If you’re not a diehard adventurer into extreme sports, one of the most extraordinarily exciting guided trips you can take is to Franz Josef Glacier along the west coast of the South Island. Available in half-day and full-day packages, the hike takes you onto the glacier itself, past crevasses and rivers of melting water pure enough to drink, and through excruciatingly beautiful and mysterious ice canyons and tunnels.

Weather in the middle of winter is so unpredictable that you’d as likely encounter rain as a clear day. To our relief and delight, we experienced the latter. The tour started out with an orientation and issuance of equipment (jackets, pants, mittens, boots and crampons), followed by a bus ride to the drop-off point.
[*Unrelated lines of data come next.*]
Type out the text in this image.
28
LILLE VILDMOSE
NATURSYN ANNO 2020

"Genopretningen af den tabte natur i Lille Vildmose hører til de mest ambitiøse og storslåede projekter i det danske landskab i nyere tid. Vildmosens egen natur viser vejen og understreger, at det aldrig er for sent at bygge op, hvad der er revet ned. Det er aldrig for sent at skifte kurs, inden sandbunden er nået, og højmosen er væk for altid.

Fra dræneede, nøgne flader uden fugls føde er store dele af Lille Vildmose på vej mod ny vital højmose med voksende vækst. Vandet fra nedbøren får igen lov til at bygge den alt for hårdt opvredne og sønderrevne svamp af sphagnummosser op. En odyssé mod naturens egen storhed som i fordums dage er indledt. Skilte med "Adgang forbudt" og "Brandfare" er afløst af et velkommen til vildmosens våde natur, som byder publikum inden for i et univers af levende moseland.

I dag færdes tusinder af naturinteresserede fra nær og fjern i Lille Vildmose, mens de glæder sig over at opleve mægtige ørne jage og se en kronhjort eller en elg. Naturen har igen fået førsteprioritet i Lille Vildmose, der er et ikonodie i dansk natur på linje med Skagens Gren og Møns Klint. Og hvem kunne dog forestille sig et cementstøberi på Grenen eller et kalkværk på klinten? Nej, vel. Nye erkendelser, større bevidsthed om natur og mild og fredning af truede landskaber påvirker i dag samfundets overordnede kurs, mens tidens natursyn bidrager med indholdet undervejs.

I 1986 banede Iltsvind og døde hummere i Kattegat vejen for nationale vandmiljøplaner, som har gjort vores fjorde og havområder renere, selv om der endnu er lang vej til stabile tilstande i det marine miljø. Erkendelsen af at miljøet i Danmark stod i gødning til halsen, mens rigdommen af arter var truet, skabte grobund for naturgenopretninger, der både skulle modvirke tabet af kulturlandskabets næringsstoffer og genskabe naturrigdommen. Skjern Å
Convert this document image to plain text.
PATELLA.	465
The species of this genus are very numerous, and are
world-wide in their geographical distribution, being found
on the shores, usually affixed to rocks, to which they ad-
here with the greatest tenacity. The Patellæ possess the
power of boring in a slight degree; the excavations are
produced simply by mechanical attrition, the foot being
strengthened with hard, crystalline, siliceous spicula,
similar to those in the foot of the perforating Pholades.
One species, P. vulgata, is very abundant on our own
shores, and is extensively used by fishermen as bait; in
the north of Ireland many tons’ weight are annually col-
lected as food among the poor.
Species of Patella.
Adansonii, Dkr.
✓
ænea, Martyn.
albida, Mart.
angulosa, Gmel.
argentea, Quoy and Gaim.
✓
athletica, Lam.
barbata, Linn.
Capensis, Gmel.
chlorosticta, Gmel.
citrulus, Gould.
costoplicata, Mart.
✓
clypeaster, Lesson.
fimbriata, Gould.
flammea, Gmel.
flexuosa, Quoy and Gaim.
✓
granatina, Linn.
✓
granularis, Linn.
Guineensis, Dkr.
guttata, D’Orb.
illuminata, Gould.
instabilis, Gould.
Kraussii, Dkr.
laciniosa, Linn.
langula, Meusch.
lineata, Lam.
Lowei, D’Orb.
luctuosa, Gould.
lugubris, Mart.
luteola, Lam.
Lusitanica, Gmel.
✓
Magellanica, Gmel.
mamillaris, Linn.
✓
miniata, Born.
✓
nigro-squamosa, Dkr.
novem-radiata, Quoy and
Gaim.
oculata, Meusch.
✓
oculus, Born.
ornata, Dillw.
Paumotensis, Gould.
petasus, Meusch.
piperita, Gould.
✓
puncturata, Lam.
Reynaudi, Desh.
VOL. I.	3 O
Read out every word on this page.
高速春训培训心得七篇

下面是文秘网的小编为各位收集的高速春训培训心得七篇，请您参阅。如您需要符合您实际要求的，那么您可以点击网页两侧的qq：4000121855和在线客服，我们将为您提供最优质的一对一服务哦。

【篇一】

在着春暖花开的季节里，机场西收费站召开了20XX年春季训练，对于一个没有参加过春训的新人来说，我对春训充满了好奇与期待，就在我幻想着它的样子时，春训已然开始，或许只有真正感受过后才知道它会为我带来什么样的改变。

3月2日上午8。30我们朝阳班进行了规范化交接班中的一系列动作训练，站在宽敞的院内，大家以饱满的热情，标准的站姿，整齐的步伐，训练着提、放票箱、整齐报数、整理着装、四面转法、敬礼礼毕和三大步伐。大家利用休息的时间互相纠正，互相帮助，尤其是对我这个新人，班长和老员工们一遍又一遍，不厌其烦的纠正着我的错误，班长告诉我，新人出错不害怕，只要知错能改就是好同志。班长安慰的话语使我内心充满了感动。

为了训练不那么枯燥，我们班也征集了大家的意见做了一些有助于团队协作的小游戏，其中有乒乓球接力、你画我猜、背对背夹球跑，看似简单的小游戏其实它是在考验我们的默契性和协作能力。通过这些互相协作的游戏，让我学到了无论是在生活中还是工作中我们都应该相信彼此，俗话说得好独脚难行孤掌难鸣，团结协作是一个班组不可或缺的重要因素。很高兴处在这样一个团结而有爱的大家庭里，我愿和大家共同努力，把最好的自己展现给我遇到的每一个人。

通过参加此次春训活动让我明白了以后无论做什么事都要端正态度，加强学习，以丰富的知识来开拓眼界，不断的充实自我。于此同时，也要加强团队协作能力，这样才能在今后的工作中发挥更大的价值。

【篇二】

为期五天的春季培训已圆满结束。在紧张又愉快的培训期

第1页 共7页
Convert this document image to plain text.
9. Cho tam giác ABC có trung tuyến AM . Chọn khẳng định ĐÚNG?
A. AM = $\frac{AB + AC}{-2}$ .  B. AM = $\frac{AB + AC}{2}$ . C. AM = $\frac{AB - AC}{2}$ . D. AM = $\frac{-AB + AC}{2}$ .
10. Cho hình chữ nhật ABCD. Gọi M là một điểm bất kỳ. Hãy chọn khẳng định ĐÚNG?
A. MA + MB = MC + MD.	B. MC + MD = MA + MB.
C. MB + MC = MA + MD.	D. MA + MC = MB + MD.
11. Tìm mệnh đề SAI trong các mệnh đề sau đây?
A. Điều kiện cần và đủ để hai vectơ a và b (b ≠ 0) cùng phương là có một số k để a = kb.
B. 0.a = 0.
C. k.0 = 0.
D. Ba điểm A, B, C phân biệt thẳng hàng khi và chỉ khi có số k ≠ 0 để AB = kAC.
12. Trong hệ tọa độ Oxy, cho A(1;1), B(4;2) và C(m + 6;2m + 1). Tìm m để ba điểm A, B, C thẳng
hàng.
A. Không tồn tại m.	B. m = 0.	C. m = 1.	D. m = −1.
A half-mile hike through rain forest led to a broad, rock-strewn lateral moraine, stretching about one-mile in front of us, before we scaled the terminal moraine over an ascending path to the top of the glacier. The icescape changes so quickly because of the glacier’s rapid advance and retreat that tour guides are as busy preparing and grading the footpaths with axe and shovel as they are leading the tour. The passage through an ice tunnel was breathtaking, the walls of deep blue ice adding an element of mystery and magic. We also had an opportunity to walk through an ice canyon, in spots so narrow that we had to turn sideways to squeeze past. The sharply vertical walls reminded us of an American Southwest slot canyon.

Ice canyon

The glacier is a UNESCO World Heritage Site. The terminal face is one of the lowest in elevation anywhere in the world, only 300m above sea level. Another unique feature is that it brushes up against a temperate rainforest, one of the strangest juxtapositions I have ever witnessed.

Tours can be arranged in the township of Franz Josef.